• I N A U F
  • Posts
  • South Carolina "Loses" $1.8 Billion—Which Never Existed in the First Place!

South Carolina "Loses" $1.8 Billion—Which Never Existed in the First Place!

South Carolina "Loses" $1.8 Billion—Which Never Existed in the First Place!

South Carolina just pulled off the financial equivalent of looking for your sunglasses for hours… while they were on your head the whole time.

Let’s break it down:

Back in the dark ages (2007-2011), then-Comptroller General Richard Eckstrom botched an accounting switch so badly that he accidentally invented $3.5 billion.

Every year, the mistake got worse, and nobody fixed it.

Eckstrom finally resigned, and a new guy came in to clean up the mess.

That’s when things got even dumber.

State Treasurer Curtis Loftis had a similar issue when he oversaw another accounting system change in 2016.

This time, $1.8 billion in state treasury funds magically appeared—money that never actually existed.

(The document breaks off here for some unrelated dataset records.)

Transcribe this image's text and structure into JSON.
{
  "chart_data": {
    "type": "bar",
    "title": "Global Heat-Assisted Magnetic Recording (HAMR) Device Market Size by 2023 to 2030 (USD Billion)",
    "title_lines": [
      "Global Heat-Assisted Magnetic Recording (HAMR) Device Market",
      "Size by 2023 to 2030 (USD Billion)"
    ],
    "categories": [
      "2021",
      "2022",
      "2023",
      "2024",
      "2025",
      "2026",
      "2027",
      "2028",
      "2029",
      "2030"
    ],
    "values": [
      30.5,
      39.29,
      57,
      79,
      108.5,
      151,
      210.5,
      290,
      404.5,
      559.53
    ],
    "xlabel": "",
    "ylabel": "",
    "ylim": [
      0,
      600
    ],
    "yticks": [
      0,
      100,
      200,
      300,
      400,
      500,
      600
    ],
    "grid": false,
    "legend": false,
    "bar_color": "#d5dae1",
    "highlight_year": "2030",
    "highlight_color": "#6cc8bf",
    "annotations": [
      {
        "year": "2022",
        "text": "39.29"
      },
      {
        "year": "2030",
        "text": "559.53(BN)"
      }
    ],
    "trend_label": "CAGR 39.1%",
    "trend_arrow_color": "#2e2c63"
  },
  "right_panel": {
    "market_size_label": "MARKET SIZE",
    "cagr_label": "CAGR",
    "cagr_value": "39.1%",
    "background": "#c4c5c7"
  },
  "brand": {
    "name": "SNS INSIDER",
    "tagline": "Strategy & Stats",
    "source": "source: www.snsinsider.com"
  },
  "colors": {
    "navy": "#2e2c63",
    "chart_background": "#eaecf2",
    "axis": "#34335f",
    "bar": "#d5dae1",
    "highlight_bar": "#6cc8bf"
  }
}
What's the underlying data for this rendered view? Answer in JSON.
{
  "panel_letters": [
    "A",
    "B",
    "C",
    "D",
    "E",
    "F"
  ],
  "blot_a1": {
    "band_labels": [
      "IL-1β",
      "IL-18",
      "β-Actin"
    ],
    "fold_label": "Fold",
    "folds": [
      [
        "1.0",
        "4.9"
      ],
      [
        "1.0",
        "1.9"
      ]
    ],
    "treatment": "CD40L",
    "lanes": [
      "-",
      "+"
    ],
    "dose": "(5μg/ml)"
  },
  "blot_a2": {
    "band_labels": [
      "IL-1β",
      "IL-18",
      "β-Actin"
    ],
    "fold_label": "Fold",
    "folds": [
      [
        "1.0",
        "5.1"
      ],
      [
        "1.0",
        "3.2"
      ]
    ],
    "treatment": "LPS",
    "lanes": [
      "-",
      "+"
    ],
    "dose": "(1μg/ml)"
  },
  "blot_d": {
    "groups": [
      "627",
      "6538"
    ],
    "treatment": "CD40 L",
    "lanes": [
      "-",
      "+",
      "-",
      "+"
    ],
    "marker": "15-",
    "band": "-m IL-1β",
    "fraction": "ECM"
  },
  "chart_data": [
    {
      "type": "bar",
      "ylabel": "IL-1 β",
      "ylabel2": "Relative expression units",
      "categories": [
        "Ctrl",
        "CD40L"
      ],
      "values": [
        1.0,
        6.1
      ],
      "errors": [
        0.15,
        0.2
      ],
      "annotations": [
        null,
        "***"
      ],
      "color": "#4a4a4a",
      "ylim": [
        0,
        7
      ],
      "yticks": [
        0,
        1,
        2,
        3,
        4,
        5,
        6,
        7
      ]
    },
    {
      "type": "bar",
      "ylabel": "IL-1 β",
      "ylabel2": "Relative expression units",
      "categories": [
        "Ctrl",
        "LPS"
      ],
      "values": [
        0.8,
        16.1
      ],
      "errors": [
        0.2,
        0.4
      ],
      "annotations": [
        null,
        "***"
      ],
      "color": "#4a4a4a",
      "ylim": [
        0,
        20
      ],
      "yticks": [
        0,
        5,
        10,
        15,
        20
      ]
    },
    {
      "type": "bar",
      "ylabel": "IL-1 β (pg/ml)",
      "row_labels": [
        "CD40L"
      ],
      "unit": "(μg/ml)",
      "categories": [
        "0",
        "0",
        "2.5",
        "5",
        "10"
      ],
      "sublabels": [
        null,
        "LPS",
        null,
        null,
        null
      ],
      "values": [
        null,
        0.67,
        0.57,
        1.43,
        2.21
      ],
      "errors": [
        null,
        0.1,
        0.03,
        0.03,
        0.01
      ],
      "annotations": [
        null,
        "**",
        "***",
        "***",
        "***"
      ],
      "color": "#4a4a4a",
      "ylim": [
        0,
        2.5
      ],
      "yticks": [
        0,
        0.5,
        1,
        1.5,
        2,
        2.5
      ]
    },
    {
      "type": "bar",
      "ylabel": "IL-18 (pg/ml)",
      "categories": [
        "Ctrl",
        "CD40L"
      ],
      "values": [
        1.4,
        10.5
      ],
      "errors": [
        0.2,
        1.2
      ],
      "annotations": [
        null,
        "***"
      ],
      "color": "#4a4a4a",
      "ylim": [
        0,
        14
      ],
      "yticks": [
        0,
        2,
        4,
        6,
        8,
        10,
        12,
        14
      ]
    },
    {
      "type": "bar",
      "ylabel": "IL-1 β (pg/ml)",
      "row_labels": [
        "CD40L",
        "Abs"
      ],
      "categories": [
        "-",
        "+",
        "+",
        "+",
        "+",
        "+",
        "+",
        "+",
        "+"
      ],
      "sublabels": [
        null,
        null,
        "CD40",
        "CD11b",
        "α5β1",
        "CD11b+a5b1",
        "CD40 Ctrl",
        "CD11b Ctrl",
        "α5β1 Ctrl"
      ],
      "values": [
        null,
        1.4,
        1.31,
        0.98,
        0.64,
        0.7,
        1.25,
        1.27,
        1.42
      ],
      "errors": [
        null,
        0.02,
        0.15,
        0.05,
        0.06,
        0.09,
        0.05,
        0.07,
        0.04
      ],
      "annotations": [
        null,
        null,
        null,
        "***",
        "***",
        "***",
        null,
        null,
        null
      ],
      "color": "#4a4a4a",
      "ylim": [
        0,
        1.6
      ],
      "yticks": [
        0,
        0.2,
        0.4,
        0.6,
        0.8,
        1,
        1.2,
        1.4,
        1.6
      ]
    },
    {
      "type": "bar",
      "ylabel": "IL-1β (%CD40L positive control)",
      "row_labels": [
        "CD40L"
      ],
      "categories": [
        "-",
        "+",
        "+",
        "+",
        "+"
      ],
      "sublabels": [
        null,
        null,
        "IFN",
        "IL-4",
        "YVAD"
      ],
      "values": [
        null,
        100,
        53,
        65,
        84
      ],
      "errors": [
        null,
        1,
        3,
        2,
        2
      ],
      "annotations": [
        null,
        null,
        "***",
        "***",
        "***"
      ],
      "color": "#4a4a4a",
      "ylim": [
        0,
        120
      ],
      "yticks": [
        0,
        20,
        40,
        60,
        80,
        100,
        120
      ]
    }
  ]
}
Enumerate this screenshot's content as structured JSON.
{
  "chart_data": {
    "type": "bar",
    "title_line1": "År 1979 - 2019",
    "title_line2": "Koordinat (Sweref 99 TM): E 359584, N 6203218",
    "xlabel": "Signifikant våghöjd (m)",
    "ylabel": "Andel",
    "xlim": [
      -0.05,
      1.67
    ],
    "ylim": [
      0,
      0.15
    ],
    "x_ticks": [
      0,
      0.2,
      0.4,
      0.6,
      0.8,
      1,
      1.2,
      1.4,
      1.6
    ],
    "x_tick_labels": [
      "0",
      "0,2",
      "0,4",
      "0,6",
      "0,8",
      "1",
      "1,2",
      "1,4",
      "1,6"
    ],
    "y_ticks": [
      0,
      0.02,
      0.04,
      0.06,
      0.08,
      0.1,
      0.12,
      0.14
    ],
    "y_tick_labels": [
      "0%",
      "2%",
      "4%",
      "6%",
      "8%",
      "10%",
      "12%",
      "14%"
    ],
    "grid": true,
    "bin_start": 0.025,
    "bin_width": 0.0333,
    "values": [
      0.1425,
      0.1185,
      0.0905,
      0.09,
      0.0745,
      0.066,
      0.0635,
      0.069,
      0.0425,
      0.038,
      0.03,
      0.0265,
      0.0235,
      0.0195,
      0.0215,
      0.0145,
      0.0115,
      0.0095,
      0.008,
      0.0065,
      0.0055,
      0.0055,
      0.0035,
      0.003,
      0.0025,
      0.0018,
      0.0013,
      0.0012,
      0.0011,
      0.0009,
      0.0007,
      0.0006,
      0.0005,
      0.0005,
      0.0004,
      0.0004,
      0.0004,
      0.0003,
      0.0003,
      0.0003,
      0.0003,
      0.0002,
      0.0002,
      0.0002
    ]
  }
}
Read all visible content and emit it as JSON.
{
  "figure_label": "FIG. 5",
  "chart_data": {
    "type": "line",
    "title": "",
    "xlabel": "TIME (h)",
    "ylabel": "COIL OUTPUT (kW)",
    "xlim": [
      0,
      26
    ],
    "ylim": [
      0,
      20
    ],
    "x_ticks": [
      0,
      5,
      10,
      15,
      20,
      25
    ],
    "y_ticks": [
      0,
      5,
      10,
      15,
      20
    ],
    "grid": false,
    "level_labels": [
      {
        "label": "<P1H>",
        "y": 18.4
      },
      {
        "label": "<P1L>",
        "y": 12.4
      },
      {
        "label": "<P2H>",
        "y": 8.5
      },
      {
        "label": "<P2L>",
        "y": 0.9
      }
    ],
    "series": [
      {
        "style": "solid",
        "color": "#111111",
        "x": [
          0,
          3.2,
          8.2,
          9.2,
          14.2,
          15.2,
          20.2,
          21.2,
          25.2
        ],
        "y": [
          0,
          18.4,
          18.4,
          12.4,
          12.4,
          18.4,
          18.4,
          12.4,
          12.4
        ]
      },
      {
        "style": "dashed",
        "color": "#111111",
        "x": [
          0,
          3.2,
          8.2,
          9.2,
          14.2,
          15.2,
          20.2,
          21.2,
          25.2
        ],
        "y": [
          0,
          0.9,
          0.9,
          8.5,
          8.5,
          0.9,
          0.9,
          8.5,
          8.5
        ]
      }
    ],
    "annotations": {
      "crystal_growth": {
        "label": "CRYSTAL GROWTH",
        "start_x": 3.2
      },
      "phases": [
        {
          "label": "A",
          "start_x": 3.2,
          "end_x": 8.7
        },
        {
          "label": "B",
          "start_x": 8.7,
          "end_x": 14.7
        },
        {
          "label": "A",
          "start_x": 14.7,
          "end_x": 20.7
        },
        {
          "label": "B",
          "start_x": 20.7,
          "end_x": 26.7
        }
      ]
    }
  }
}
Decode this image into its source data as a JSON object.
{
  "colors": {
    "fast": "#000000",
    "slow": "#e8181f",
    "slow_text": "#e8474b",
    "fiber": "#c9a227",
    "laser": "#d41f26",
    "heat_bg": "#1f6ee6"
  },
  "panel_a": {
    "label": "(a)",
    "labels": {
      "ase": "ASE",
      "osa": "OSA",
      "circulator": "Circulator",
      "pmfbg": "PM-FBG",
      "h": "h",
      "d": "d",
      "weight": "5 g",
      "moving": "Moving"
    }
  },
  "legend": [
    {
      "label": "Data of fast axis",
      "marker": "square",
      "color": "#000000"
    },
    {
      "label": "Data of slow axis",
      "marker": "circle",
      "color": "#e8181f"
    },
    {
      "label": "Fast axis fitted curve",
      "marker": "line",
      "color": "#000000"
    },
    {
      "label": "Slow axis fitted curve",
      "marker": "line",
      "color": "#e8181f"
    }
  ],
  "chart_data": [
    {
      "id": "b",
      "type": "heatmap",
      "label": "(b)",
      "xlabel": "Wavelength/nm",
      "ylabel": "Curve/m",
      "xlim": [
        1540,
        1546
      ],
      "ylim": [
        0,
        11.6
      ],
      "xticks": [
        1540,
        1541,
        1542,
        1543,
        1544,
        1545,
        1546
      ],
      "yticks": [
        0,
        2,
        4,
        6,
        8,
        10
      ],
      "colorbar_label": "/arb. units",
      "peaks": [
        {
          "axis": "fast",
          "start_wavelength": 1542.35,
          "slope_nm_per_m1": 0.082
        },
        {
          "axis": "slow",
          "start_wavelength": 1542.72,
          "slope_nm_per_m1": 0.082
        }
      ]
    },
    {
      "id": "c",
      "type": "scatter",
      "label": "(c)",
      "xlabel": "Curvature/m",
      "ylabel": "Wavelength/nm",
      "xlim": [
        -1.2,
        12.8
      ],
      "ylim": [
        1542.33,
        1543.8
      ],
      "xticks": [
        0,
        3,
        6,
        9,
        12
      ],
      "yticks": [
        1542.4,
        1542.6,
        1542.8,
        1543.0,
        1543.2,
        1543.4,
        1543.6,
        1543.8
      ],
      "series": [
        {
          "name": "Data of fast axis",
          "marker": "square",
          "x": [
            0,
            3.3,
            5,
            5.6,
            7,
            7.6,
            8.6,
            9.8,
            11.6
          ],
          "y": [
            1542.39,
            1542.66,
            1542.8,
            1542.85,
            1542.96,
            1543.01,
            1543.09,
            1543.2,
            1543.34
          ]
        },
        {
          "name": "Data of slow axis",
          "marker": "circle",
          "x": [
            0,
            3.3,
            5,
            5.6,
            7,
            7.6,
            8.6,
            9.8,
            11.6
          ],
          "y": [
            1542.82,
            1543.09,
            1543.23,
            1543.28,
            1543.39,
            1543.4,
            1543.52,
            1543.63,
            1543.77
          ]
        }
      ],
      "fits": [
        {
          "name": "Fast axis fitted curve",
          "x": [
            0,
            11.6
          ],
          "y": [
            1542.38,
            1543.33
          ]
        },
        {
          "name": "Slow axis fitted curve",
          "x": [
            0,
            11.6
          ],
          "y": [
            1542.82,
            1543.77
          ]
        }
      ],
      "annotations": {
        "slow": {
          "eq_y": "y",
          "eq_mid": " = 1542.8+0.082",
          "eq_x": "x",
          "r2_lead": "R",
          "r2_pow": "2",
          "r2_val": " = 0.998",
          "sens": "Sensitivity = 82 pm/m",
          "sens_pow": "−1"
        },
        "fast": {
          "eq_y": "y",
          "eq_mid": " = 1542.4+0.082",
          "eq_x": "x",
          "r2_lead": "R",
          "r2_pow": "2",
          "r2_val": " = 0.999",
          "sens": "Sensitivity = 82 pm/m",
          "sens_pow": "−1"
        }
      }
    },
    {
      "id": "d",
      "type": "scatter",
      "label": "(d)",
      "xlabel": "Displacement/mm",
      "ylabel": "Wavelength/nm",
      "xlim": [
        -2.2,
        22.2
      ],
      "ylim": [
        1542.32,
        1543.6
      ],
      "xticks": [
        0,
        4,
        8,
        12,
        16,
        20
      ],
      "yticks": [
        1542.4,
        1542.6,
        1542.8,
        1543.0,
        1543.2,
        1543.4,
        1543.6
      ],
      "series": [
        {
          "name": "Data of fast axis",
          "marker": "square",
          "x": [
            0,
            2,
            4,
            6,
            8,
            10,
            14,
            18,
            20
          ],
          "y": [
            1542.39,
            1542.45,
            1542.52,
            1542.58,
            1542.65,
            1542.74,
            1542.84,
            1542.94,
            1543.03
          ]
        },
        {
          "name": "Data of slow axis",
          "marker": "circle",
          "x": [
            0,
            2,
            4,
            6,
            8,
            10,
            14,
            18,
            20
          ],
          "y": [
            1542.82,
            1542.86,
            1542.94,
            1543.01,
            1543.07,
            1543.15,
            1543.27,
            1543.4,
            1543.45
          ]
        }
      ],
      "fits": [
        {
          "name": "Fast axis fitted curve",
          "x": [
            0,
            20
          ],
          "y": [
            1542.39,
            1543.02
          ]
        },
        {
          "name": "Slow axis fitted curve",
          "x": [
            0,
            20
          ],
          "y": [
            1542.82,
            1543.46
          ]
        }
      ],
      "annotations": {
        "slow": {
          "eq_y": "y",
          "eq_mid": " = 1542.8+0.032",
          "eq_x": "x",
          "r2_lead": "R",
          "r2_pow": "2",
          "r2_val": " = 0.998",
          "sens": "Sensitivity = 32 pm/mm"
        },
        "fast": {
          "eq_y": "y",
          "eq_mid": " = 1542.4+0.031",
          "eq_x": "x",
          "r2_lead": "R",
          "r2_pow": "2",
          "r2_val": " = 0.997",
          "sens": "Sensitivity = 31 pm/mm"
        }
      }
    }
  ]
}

But instead of admitting that South Carolina was holding Monopoly money, Loftis insisted the cash was real.

An audit by AlixPartners (a real financial firm, not some guys in a basement) confirmed: nope, fake money.

And now? Everyone in government is scrambling to blame someone else.

But here’s the kicker: South Carolina is run by Republicans, the same party that claims to be the guardians of fiscal responsibility. If they can’t even count real money, should they really be managing billions in taxpayer dollars?

Maybe it’s time to take a different approach—like hiring officials who can actually do math.